Two academics, Niels Johannesen and Gabriel Zucman (see CVs below) wrote an interesting analysis of their theory of what is happening to capital of individuals worldwide since the financial crises. The paper can be reviewed here.
- During the financial crisis, G20 countries compelled tax havens to sign bilateral treaties providing for exchange of bank information. Policymakers have celebrated this global initiative as the end of bank secrecy. Exploiting a unique panel dataset, our study is the first attempt to assess how the treaties affected bank deposits in tax havens. Rather than repatriating funds, our results suggest that tax evaders shifted deposits to havens not covered by a treaty with their home country. The crackdown thus caused a relocation of deposits at the benefit of the least compliant havens. We discuss the policy implications of these findings. (JEL G21, G28, H26, H87, K34)
The crux of their analysis, in my view, can be summed up best in their own words:
- During the financial crisis, the fight against tax evasion became a political priority in rich countries and the pressure on tax havens mounted. At the summit held in April 2009, G20 countries urged each tax haven to sign at least 12 information exchange treaties under the threat of economic sanctions. Between the summit and the end of 2009, the world’s tax havens signed a total of more than 300 treaties.
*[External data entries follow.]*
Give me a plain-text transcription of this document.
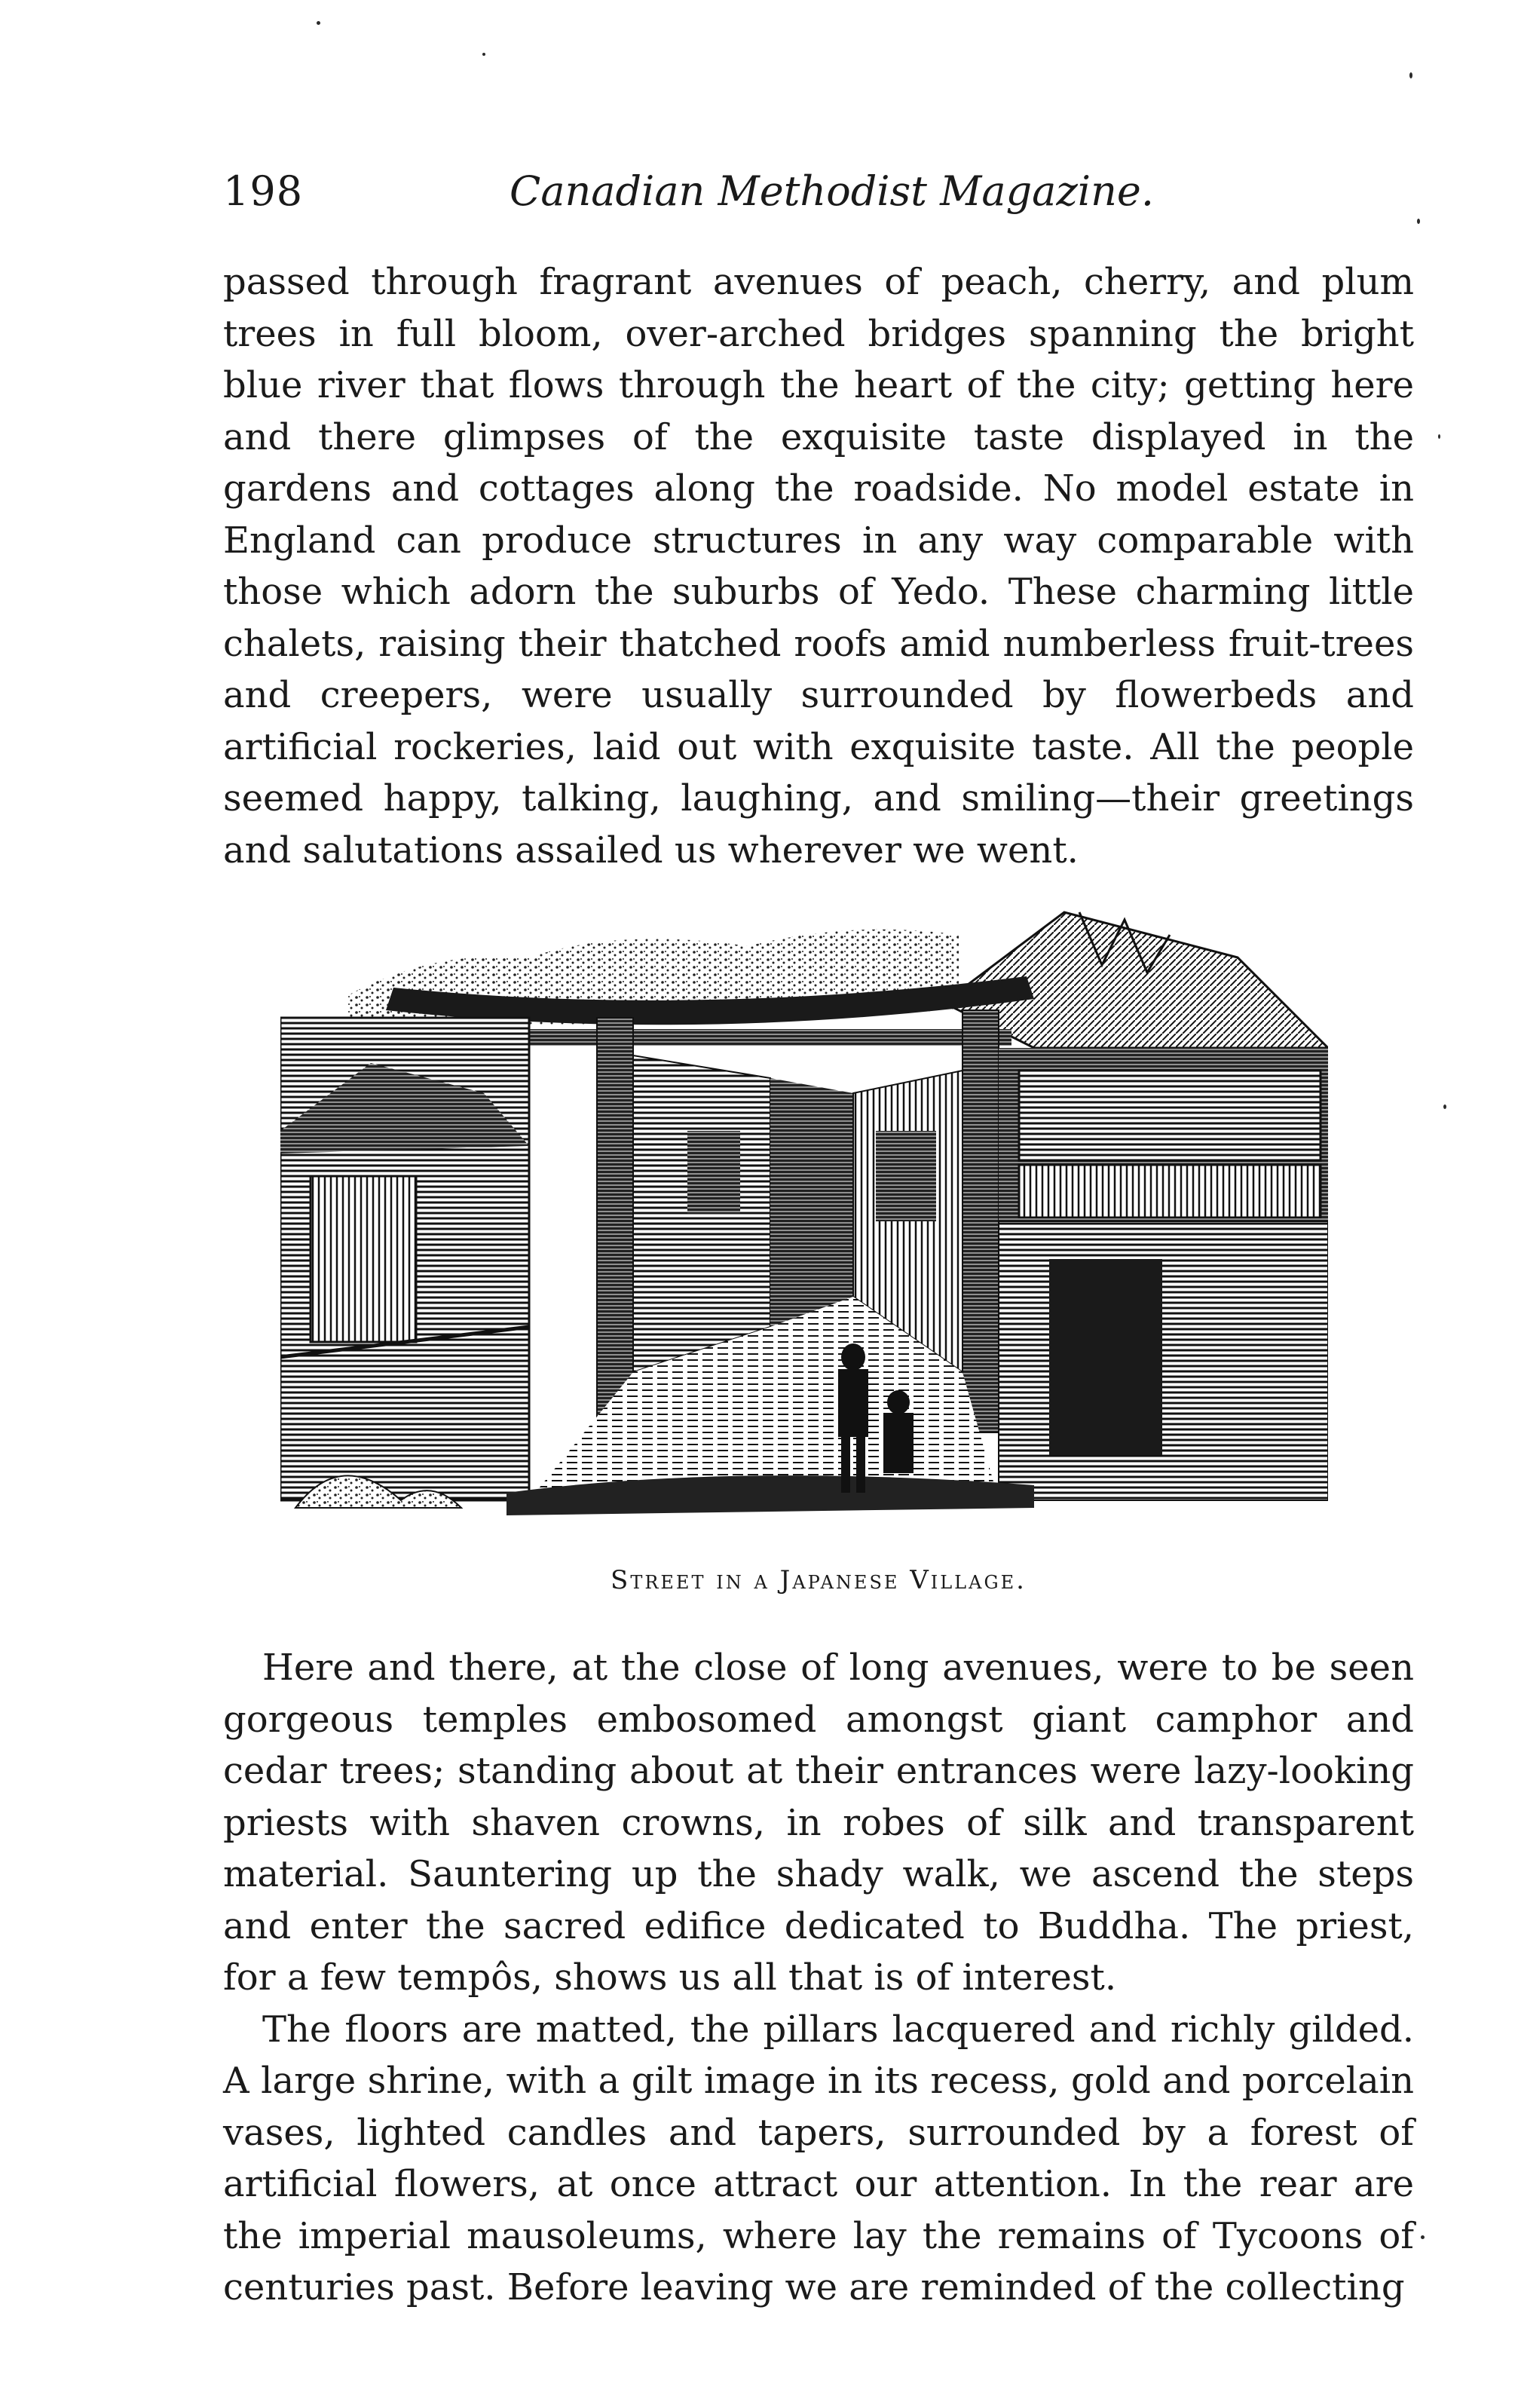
198	Canadian Methodist Magazine.

passed through fragrant avenues of peach, cherry, and plum trees in full bloom, over-arched bridges spanning the bright blue river that flows through the heart of the city; getting here and there glimpses of the exquisite taste displayed in the gardens and cottages along the roadside. No model estate in England can produce structures in any way comparable with those which adorn the suburbs of Yedo. These charming little chalets, raising their thatched roofs amid numberless fruit-trees and creepers, were usually surrounded by flowerbeds and artificial rockeries, laid out with exquisite taste. All the people seemed happy, talking, laughing, and smiling—their greetings and salutations assailed us wherever we went.

Street in a Japanese Village.

Here and there, at the close of long avenues, were to be seen gorgeous temples embosomed amongst giant camphor and cedar trees; standing about at their entrances were lazy-looking priests with shaven crowns, in robes of silk and transparent material. Sauntering up the shady walk, we ascend the steps and enter the sacred edifice dedicated to Buddha. The priest, for a few tempôs, shows us all that is of interest.

The floors are matted, the pillars lacquered and richly gilded. A large shrine, with a gilt image in its recess, gold and porcelain vases, lighted candles and tapers, surrounded by a forest of artificial flowers, at once attract our attention. In the rear are the imperial mausoleums, where lay the remains of Tycoons of centuries past. Before leaving we are reminded of the collecting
- The effectiveness of this crackdown on offshore tax evasion is highly contested. A positive view asserts that treaties significantly raise the probability of detecting tax evasion and greatly improve tax collection (Organisation for Economic Co-operation and Development 2011). According to policy makers, “the era of bank secrecy is over” (G20 2009). A negative view, on the contrary, asserts that the G20 initiative leaves considerable scope for bank secrecy and brings negligible benefits (Shaxson and Christensen 2011). Whether the positive or the negative view is closer to reality is the question we attempt to address in this paper.